La casa se hizo grande y ahora tiene espacio de sobra para familia, amigos toda suerte de detalles espléndidos hechos a la medida.

Arquitectura de escala imponente, con techos altos y mucha claridad definen a esta residencia ubicada en un exclusivo sector del oeste del País. Como telón de fondo, un inmenso campo de golf cuyo verdor se extiende hasta los mismos confines de la casa recién remodelada.

La diseñadora Beatriz Nieves trabajó por un año y medio la decoración de esta propiedad, que tiene sobre 9 mil pies cuadrados. El estilo que desarrolló lo define como “bohemio y relax”. Y es, según sus palabras, una casa para vivirse. Tenía que ser así, pues los dueños (un joven matrimonio de médicos con tres hijos) recibe muchas visitas y su personalidad invita a que el hogar siempre esté lleno. Por eso predominan los espacios amplios, los muebles grandes y una terraza inmensa.

Transformación total

La casa originalmente tenía un solo nivel y se había hecho pequeña para las necesidades de la familia. Sus dueños decidieron expandir y crear un segundo piso que incluye un inmenso cuarto master, con su propia sala.  Ahora la casa de arquitectura contemporánea es, sin duda, otra cosa.

“La casa era muy colonial, tenía mucha madera oscura y muchos detalles de la cultura mexicana. Los propietarios estudiaron en Guadalajara, y adquirieron muchas piezas allí. Además, compraron muebles en República Dominicana, pero no todo funcionaba; no todo se ajustaba a su deseo de tener ahora una casa más clara”, detalla la interiorista.

Así que Beatriz se dedicó a aclarar los espacio pintando maderas y, en ocasiones, valiéndose de tapizados. Diseñó muchas piezas en su estudio. Para materializarlos, recurrió al talento de artistas de las maderas, textiles y cristal de Tlaquepaque, una ciudad en el área metropolitana de Guadalajara. Los dueños visitaron las galerías de esa ciudad durante unas vacaciones y, desde allí, hablaban con Beatriz sobre el proceso de fabricación.

Los detalles son únicos

“La entrada ya te deja saber que esta residencia es algo diferente”, dice Beatriz sobre la gran puerta en teca, de nada menos que 13 pies de alto y trabajada por el arquitecto puertorriqueño Jerry Aponte en su empresa, Entrada.

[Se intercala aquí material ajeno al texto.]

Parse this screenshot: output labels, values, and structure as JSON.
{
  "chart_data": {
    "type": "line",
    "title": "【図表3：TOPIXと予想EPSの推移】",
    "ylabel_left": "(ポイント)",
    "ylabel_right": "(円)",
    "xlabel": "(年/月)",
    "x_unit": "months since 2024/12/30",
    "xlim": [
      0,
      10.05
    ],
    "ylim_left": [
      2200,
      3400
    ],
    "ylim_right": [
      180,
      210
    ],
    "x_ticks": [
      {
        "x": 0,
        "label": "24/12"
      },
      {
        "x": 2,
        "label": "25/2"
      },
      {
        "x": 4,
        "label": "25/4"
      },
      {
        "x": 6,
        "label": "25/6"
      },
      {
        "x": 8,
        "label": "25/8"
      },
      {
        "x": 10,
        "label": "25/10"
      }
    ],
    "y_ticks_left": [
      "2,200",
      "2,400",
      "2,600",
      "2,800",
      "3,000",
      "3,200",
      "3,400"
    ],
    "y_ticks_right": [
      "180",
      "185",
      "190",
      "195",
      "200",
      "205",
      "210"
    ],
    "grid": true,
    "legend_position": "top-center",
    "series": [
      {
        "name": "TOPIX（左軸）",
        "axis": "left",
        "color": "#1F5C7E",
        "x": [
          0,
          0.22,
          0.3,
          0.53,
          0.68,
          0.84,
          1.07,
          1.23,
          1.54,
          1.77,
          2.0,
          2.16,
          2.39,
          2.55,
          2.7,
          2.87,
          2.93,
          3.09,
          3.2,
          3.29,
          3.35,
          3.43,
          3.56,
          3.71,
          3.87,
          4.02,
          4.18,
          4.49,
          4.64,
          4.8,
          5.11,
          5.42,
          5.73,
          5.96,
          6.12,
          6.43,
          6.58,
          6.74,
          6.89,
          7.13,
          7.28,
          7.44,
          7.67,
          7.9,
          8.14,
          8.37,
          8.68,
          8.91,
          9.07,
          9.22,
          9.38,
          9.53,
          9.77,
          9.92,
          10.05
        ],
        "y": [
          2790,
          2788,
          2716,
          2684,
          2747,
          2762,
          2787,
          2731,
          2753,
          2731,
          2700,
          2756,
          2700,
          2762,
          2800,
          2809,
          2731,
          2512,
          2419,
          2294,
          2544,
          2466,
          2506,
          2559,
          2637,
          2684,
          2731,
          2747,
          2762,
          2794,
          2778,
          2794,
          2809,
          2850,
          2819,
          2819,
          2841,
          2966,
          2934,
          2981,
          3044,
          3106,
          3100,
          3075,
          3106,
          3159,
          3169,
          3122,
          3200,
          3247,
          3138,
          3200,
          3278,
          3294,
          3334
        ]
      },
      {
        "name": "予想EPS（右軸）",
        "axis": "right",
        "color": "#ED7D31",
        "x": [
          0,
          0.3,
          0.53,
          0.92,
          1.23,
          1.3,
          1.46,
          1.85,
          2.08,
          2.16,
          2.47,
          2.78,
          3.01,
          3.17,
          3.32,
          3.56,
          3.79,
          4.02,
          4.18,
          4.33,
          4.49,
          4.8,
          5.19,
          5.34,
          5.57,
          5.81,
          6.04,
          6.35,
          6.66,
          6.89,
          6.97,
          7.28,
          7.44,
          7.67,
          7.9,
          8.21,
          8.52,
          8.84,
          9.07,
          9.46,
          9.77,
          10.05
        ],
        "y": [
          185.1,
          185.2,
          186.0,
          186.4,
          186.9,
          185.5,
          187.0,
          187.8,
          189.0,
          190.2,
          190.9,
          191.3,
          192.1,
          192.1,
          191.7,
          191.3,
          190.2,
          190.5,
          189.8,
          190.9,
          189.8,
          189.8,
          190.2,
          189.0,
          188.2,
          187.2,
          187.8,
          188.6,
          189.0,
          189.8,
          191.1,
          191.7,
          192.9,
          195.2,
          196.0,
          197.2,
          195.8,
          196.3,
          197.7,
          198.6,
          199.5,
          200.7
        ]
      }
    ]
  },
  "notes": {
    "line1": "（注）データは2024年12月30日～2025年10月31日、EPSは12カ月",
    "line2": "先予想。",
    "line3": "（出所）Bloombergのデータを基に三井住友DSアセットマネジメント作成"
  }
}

La lista de elementos custom es larga: la base de madera de la mesa del comedor, que se trabajó en una galería en México. Las lámparas colgantes en forma de gota en la nave central de la casa fueron hechas a mano en Asia. El artista puertorriqueño, Roy Delgado, de Tropical Depression, creó para el espacio un divisorio en macramé que va perfecto con el toque bohemio. El wallpaper de los cuartos de los niños es custom made por artistas gráficos. Y el arquitecto Ernesto Cruz “construyó unas mesas,   en forma de cubo, con escritos, que son una obra de arte”, dice Beatriz sobre los detalles que   le añaden calor y carácter a esta nueva casa.